Lamborghini’s turnover for the 2020 financial year amounted to 1.61 billion euros, which was down 11 per cent from 2019, but the company was able to hit record-setting profits due to increasingly customised orders. In a statement, Winkelmann said:
“Our immediate responsiveness, an ideal model mix, and the growing demand for customisation of our products pushed profitability to the highest levels. In such a difficult year, the brand demonstrated great strength and continued its growing appeal, bucking the trend in the global luxury industry.”
Lamborghini’s asset values and stock values are set to increase as the economy recovers, and with orders taken in the first two months of this year already covering nine months of production for 2021, the manufacturer has an extremely busy 2021 in store. In the statement, Winkelmann added:
“2021 opened with a very positive outlook: deliveries in the first two months of this year have already surpassed those of the previous pre-pandemic period, and the orders placed thus far already cover nine months of production.”

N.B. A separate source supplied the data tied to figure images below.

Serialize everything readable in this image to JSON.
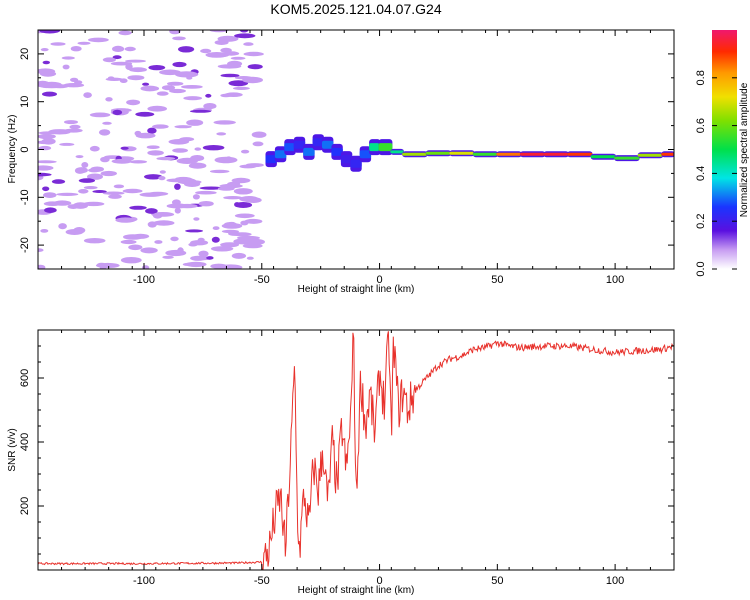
{
  "title": "KOM5.2025.121.04.07.G24",
  "colors": {
    "snr_line": "#e8322c",
    "noise": "#c79cf2",
    "noise_dark": "#7a2bd6",
    "axis": "#000000"
  },
  "colorbar": {
    "label": "Normalized spectral amplitude",
    "ticks": [
      "0.0",
      "0.2",
      "0.4",
      "0.6",
      "0.8"
    ],
    "range": [
      0,
      1
    ]
  },
  "chart_data": [
    {
      "type": "heatmap",
      "title": "KOM5.2025.121.04.07.G24",
      "xlabel": "Height of straight line (km)",
      "ylabel": "Frequency (Hz)",
      "xlim": [
        -145,
        125
      ],
      "ylim": [
        -25,
        25
      ],
      "x_ticks": [
        -100,
        -50,
        0,
        50,
        100
      ],
      "y_ticks": [
        -20,
        -10,
        0,
        10,
        20
      ],
      "noise_region_x": [
        -145,
        -50
      ],
      "ridge": [
        {
          "x": -48,
          "y": -2.0,
          "amp": 0.25
        },
        {
          "x": -44,
          "y": -1.0,
          "amp": 0.3
        },
        {
          "x": -40,
          "y": 0.5,
          "amp": 0.28
        },
        {
          "x": -36,
          "y": 1.0,
          "amp": 0.22
        },
        {
          "x": -32,
          "y": -0.5,
          "amp": 0.3
        },
        {
          "x": -28,
          "y": 1.5,
          "amp": 0.22
        },
        {
          "x": -24,
          "y": 1.0,
          "amp": 0.3
        },
        {
          "x": -20,
          "y": -0.5,
          "amp": 0.25
        },
        {
          "x": -16,
          "y": -2.0,
          "amp": 0.2
        },
        {
          "x": -12,
          "y": -3.0,
          "amp": 0.22
        },
        {
          "x": -8,
          "y": -1.0,
          "amp": 0.28
        },
        {
          "x": -4,
          "y": 0.5,
          "amp": 0.45
        },
        {
          "x": 0,
          "y": 0.5,
          "amp": 0.55
        },
        {
          "x": 5,
          "y": -0.5,
          "amp": 0.45
        },
        {
          "x": 10,
          "y": -1.0,
          "amp": 0.65
        },
        {
          "x": 20,
          "y": -0.8,
          "amp": 0.6
        },
        {
          "x": 30,
          "y": -0.8,
          "amp": 0.7
        },
        {
          "x": 40,
          "y": -1.0,
          "amp": 0.55
        },
        {
          "x": 50,
          "y": -1.0,
          "amp": 0.85
        },
        {
          "x": 60,
          "y": -1.0,
          "amp": 0.95
        },
        {
          "x": 70,
          "y": -1.0,
          "amp": 0.95
        },
        {
          "x": 80,
          "y": -1.0,
          "amp": 0.9
        },
        {
          "x": 90,
          "y": -1.5,
          "amp": 0.5
        },
        {
          "x": 100,
          "y": -1.8,
          "amp": 0.55
        },
        {
          "x": 110,
          "y": -1.2,
          "amp": 0.65
        },
        {
          "x": 120,
          "y": -1.0,
          "amp": 0.9
        },
        {
          "x": 125,
          "y": -1.0,
          "amp": 0.95
        }
      ]
    },
    {
      "type": "line",
      "xlabel": "Height of straight line (km)",
      "ylabel": "SNR (v/v)",
      "xlim": [
        -145,
        125
      ],
      "ylim": [
        0,
        750
      ],
      "x_ticks": [
        -100,
        -50,
        0,
        50,
        100
      ],
      "y_ticks": [
        200,
        400,
        600
      ],
      "x": [
        -145,
        -100,
        -60,
        -50,
        -47,
        -44,
        -42,
        -40,
        -38,
        -36,
        -35,
        -34,
        -32,
        -30,
        -28,
        -26,
        -24,
        -22,
        -20,
        -18,
        -16,
        -14,
        -12,
        -11,
        -10,
        -8,
        -6,
        -4,
        -2,
        0,
        2,
        4,
        5,
        6,
        8,
        10,
        12,
        15,
        20,
        25,
        30,
        35,
        40,
        45,
        50,
        55,
        60,
        70,
        80,
        90,
        100,
        110,
        120,
        125
      ],
      "y": [
        20,
        20,
        22,
        25,
        60,
        180,
        230,
        60,
        320,
        640,
        200,
        60,
        240,
        130,
        330,
        250,
        380,
        200,
        400,
        250,
        450,
        300,
        520,
        750,
        200,
        600,
        450,
        550,
        420,
        620,
        520,
        730,
        400,
        720,
        500,
        560,
        500,
        560,
        600,
        640,
        660,
        670,
        690,
        695,
        710,
        700,
        695,
        700,
        700,
        690,
        680,
        685,
        690,
        700
      ]
    }
  ]
}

Lamborghini’s SUV, the Urus, is vital to the company’s bottom line, with orders for the luxury 4.0-litre twin-turbo V8 SUV increasing by more than 200 per cent since its 2018 introduction.
China looks set to become Lamborghini’s second-largest global market, surpassing Germany’s order numbers for the first time this year. In 2020 Germany accounted for 607 units, and mainland China, Hong Kong and Macao attributed 604 units. The USA remains Lamborghini’s largest market, accounting for 2224 units last year.
Lamborghini, like all other manufacturers, is coming under increasing pressure to reduce its overall emissions. This has prompted its CEO to tease the potential of a Lamborghini EV coming some time in the near future. The problem for Lamborghini, though, is the balance of appeasing its customer base while also meeting stringent environmental regulations.
In response, Winklemann is quoted in a CNBC report, saying, “At the end of the day, we have to look forward to what is going to happen in five to 10 years from now and how this will change our way of looking at these type of cars.”
“We have to anticipate also a change of our customers and the enthusiasts as well. This is a very crucial moment for super sport cars, where you have to really set the marks for the future without scaring anybody by admitting what is going to be the limit for the future in terms of normal combustion engines.”
Winkleman, according to the report, hinted that announcements could be coming in April for a Lamborghini-branded electric vehicle. Lamborghini has indeed produced a hybrid electric vehicle in the past, with the super-limited edition Sian FKP 37. Just 82 units of the Sian coupe and roadster models were produced, which was powered by a 602kW V12 and lithium-ion battery pack.
For now, the company is concentrating on the global introduction of the new Huracan STO, which debuted in Australia last week. It comes in as the most hardcore road-legal Huracan model yet.